As with other employee-sponsored plans, some offer matching contributions. For example, the employer may match dollar-for-dollar on the automatic contribution, plus 50% of any employee-elected deferrals, up to a certain percentage.

Employers need to abide by certain rules when offering these types of plans.  For example, all employees must be 100% vested after no more than two years of service. Also, default plans must meet a series of rules in order to limit employer liability. In addition, employees need to be offered chances to periodically change their investment choices.

An opt-out plan must spell out all rules to employees, provide notifications and disclosures, and execute the plan uniformly among all who are eligible.  
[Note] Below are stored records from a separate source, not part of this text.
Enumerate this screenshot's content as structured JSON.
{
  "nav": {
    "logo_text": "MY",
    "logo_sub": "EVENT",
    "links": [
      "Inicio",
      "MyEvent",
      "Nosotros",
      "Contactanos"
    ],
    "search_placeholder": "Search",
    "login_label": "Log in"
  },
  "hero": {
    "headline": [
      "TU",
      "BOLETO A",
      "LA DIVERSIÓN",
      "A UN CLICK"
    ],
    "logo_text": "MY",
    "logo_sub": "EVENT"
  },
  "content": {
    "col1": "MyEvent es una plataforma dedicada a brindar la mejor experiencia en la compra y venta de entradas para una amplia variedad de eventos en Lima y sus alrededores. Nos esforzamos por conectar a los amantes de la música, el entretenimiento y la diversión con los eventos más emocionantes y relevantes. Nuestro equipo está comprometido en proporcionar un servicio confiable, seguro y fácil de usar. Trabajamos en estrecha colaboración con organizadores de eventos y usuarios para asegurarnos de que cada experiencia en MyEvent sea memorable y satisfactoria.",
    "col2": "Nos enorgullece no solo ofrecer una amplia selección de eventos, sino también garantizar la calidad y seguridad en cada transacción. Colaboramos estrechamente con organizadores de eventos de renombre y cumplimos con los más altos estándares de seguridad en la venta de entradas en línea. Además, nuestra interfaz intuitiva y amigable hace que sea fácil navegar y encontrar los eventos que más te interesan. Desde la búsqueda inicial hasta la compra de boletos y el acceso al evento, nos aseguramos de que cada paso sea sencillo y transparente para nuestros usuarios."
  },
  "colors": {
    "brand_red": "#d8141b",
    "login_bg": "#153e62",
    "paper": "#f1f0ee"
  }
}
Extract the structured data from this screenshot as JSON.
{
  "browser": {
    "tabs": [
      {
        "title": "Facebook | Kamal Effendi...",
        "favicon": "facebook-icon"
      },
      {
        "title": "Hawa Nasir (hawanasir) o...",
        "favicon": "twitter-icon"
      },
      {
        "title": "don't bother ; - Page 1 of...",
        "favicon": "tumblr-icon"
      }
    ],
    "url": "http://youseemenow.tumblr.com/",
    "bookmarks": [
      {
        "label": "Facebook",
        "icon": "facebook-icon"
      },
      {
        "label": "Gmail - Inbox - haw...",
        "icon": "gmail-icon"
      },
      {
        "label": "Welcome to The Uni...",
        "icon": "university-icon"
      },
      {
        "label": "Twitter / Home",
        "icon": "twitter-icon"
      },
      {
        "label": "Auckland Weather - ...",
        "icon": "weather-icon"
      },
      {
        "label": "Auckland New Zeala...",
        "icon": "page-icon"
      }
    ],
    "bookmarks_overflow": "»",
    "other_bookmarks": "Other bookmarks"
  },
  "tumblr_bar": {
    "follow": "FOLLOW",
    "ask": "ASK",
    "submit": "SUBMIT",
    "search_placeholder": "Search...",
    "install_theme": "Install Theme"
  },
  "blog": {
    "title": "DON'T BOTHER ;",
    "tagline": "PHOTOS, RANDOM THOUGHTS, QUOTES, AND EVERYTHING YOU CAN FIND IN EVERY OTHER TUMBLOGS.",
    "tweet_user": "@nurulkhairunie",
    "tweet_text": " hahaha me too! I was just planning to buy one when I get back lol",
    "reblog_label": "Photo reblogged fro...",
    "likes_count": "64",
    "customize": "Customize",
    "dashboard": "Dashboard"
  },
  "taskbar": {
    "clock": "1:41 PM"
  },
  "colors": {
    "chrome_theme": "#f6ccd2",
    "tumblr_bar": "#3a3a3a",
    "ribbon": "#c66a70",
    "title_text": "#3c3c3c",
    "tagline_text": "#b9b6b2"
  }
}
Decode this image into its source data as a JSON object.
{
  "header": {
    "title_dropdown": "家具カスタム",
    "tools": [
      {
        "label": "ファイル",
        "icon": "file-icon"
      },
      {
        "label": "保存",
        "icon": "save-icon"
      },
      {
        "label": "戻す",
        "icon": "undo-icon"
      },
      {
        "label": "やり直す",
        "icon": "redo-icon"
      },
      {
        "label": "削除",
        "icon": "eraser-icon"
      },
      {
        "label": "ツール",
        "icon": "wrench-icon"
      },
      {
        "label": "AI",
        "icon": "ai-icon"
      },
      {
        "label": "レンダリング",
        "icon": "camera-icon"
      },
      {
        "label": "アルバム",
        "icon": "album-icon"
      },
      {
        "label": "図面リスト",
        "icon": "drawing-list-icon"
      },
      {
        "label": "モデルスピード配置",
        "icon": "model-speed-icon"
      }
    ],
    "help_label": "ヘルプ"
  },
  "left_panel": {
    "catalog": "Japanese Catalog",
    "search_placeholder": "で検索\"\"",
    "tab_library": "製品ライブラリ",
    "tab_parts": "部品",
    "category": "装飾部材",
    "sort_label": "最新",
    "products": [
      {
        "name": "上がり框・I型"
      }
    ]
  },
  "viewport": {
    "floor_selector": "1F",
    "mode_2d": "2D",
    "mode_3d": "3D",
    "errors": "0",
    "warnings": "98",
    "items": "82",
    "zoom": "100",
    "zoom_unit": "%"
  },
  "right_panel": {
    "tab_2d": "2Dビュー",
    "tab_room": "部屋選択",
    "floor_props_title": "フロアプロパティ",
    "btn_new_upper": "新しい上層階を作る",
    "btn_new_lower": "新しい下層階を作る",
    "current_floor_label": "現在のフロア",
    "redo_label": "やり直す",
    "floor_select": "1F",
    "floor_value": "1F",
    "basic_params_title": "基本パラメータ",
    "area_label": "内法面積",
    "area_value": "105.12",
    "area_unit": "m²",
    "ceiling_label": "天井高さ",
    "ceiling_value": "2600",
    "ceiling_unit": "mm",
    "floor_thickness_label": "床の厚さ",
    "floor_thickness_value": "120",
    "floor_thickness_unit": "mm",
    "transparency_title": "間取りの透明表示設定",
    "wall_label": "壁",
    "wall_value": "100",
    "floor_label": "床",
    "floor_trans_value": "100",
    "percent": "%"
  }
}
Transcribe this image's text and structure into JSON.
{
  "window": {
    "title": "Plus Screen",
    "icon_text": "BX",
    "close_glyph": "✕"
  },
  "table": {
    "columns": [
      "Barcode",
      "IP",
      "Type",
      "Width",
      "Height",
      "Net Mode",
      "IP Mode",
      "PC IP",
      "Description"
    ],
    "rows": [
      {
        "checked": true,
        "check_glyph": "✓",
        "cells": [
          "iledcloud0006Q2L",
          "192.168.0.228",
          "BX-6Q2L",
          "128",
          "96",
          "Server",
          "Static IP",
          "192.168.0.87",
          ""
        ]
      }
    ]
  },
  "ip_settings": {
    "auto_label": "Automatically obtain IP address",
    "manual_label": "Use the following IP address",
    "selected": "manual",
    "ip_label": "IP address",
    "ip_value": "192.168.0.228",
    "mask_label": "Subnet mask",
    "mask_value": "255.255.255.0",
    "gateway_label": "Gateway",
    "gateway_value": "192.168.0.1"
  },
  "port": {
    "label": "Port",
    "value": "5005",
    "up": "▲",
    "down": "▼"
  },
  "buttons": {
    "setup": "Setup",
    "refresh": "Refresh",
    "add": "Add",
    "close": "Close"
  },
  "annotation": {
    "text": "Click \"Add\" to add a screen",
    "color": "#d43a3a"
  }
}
Pros and Cons of an Opt-Out Plan 

Many workers in the U.S. do not sock away nearly enough for retirement, and some save nothing. Knowing this, some companies enact opt-out plans, in an effort to boost the number of employees who save.

Opt-out plans tend to raise participation rates. However, they generally start at employee contribution levels that are far too low to meaningly help them in retirement. This is hurtful to employees who tend not to take any action on their own, as they continue to underinvest over the long term. Without an education effort to periodically remind employees that, for example, a 3% contribution is just a starting point, many may not save enough over the long run.  

For this reason, some argue that opt-out plans tend to lower employees’ total retirement contributions. To counter this possibility, some employers raise the employee contribution rate by 1% each year, although this still may not be enough to help workers reach their retirement goals.

There are other ways employers can encourage retirement contributions. Raising the company match is one of them. This may work to boost participation as well as the the underlying savings rate of all employees. However, this option costs employers more, in comparison to an opt-out plan.